South Korean Firms Halt Construction Activities at Libyan Power Plant Amid Security Concerns
Published By : 12 Aug 2014 | Published By : QYRESEARCH
South Korean construction groups Hyundai and Doosan have halted the construction of power plant in the town of Sirte, Libya, due to security reasons. The plant was meant to be of 1,400 megawatt capacity.
The managing director of the plant and a spokesperson from the town council stated its decision to do so in accordance with South Korean government’s order to pull out from the project owing to security issues. However, they also mentioned that the decision was temporary.
In effect, nearly 570 Hyundai employees and 382 Doosan employees started to move out of the country on Saturday.
Libya is experiencing one of its most violent period since the fall of Muammar Gaddafi, country’s former ruler, three years back. Rival militant groups have been fighting for gaining control over country’s two biggest cities, Tripoli and Benghazi, turning them into battlegrounds and resulting in the death of more than 200 people.
Most western countries and the United Nations have pulled out their diplomats from the country to ensure their safety.
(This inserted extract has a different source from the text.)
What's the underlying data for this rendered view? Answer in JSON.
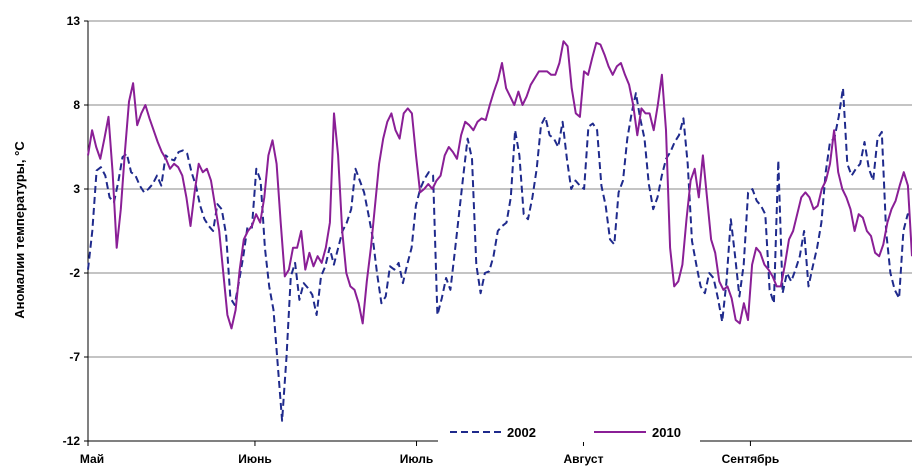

Though no recent feuds have been observed in Sirte, which is located 570 km from Benghazi and 460 km from Tripoli, some local news channels have reported the rising level of insecurity in the city, mainly due to a lack of government support.
Hyundai Engineering and Doosan Engineering had won the coveted 1.8 billion dinar worth project to build and operate the Sirte based power plant in 2007. Turkey’s Gama Enerji, France’s Geocon and US’s Bechtel were also part of the contract.
Currently, US’s Bechtel is still operating at the power plant, but without any US workers. 350 workers from Gama Enerji have also returned back to work after a short break. France’s Geocon has already left the power plant after its contract ended.